Blow Up: Gina Carano (Mallory) and Channing Tatum (Aaron) in Netflix’s Haywire

Blow Up: Gina Carano (Mallory) and Channing Tatum (Aaron) in Netflix’s Haywire

ACTION MOVIE AUDIT

In the cinema’s early decades action sequences were pioneered by diverse genres, whether it was backlot Hollywood westerns or the clockwork comedies of Buster Keaton. Gradually those set-pieces were filtered through war films, thrillers, and martial arts adventures to make the action movie. Unfortunately, with the action movie came the action star, a figure whose centrality often lessened the dynamism and physicality of a great action scene. It’s no coincidence that the three fine action movies below eschew a famous lead, or that they do have a distinct directorial voice. Action films are often impersonal, but the best have their own identity.

La Femme Nikita (Stan, 1989, 118 minutes): The solemn electronic score may be dated, but nonetheless Luc Besson’s film was hugely influential, pointing a generation of young directors towards sleek textures and kinetic energy. Anne Parillaud, who has both an untrammelled fierceness and raw vulnerability here, plays a Parisian junkie sentenced to life imprisonment for a policeman’s murder following a wild shootout with her gang. When the security service fake her death she’s shanghaied into a covert unit where she aces target practice and gets make-up tips from Amande (the legendary Jeanne Moreau). Her graduation is one of the film’s memorable set-pieces: a congratulatory dinner that turns into a bloody assassination and pitched battle. The subtext is a woman’s struggle to satisfy conflicting male expectations, with Nikita torn between her handler Bob (Tcheky Karyo) and subsequent civilian boyfriend Marco (Jean-Hugues Anglade). It’s a story of survival made with charged excess.

The Raid (Stan, 2010, 93 minutes): Like many Asian nations, Indonesia has a steady domestic martial arts film market, but the low budget productions didn’t reach international audiences until an expatriate Welsh filmmaker matched the scene’s craftsmanship to his own philosophy. Set in a Jakarta housing estate tower so as to contain the story and the budget, The Raid sees a SWAT team come to covertly arrest a crime boss ambushed. The sole survivor is Rama (Iko Uwais), who has to fight and fight and fight his way out in long and impeccably choreographed scenes of hand-to-hand combat that have a bruising physicality. Evans provides master shots and sequences within sequences that make use of the building’s environment, and his composure gives the film a visual coherence. The Raid remains a cult release, but some took notice: the actor playing Rama’s chief pursuer Mad Dog, Yayan Ruhian, was subsequently cast in Star Wars: The Force Awakens.

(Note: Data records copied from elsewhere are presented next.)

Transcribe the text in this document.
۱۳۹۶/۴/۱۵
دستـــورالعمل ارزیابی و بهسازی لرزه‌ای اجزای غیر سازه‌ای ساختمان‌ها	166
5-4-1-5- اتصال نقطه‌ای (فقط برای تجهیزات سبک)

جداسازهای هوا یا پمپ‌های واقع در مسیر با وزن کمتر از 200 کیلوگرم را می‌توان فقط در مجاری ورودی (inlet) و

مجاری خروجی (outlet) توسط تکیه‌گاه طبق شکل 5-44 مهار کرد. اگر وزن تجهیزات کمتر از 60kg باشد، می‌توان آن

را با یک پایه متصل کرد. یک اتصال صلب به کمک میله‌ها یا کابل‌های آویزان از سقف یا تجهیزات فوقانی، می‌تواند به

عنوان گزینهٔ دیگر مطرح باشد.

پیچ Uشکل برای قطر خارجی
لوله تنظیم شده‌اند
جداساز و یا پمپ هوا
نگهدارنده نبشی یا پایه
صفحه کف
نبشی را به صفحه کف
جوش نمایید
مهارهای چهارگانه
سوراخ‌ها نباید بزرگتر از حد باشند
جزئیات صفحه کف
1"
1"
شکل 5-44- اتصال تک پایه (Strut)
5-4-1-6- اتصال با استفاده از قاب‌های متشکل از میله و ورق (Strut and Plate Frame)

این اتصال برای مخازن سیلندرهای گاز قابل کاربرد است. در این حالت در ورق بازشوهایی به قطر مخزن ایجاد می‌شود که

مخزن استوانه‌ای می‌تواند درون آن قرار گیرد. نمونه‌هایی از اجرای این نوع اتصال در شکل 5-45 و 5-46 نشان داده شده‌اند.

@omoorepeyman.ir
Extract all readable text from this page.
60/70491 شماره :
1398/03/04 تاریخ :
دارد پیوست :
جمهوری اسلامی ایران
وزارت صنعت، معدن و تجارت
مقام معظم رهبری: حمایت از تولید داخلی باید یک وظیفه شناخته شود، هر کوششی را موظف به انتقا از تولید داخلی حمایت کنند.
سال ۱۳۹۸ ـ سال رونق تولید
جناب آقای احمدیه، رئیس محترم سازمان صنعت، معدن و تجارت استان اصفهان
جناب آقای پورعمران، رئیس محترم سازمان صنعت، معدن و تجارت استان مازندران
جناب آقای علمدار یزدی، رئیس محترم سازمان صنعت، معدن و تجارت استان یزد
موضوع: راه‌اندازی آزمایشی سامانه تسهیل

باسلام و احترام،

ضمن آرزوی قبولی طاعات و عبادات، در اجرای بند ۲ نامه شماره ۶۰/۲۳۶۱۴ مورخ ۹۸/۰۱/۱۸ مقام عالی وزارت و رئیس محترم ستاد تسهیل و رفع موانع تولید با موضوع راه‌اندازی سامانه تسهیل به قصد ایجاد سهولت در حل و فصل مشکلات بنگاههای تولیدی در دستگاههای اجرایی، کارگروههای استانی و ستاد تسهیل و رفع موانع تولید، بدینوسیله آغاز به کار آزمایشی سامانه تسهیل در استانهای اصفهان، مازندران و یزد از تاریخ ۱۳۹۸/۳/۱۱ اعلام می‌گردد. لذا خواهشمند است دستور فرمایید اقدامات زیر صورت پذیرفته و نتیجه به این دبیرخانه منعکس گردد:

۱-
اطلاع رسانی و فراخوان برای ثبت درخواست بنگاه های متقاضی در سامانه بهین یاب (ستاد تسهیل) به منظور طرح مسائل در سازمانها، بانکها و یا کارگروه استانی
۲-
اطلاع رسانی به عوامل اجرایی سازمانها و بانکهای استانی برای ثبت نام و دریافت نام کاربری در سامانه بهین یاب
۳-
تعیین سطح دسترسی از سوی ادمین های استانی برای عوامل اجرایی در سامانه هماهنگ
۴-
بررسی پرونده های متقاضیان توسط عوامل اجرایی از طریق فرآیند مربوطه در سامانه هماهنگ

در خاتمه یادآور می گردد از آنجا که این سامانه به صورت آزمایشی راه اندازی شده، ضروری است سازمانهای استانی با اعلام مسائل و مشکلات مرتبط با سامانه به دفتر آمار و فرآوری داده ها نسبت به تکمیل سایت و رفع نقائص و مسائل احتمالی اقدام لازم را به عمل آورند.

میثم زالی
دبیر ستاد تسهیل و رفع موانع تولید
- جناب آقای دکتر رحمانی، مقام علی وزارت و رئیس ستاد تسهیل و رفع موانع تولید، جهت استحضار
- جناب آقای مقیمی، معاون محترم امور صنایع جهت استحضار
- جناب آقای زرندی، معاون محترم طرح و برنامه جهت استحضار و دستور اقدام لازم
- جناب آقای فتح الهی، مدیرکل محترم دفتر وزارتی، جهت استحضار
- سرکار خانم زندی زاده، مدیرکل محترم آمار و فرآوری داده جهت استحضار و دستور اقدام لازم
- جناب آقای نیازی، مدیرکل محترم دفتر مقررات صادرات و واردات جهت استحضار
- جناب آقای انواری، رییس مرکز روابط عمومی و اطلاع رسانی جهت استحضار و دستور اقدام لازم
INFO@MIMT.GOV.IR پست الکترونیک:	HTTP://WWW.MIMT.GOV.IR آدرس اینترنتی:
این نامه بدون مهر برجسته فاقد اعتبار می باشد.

Haywire (Netflix, 2011, 93 minutes): Steven Soderbergh wanted to make an action film by his own dictates, with physical plausibility central, so he cast former MMA champion Gina Carano in the lead role. As Mallory Kane, a U.S. Marine turned private black ops contractor, Carano is a formidable presence who in a series of extended fight scenes takes down her more famous male co-stars such as Channing Tatum and Michael Fassbender. Carano’s performance is keyed to wary revenge, with Mallory betrayed while on a mission for her boss and former boyfriend, Kenneth (Ewan McGregor), and the oblique plotting slowly reveals the cold commercial realities of the security industry. With Carano rarely requiring a double, Soderbergh shoots Mallory’s brutal fights with longer shots and wider framing. She is an indomitable force, and by the final confrontation her adversary is desperately looking to escape. With the late afternoon sun creating expressive silhouettes on a beach, Soderbergh alternates angles and distances to create a sequence both brutal and beautiful.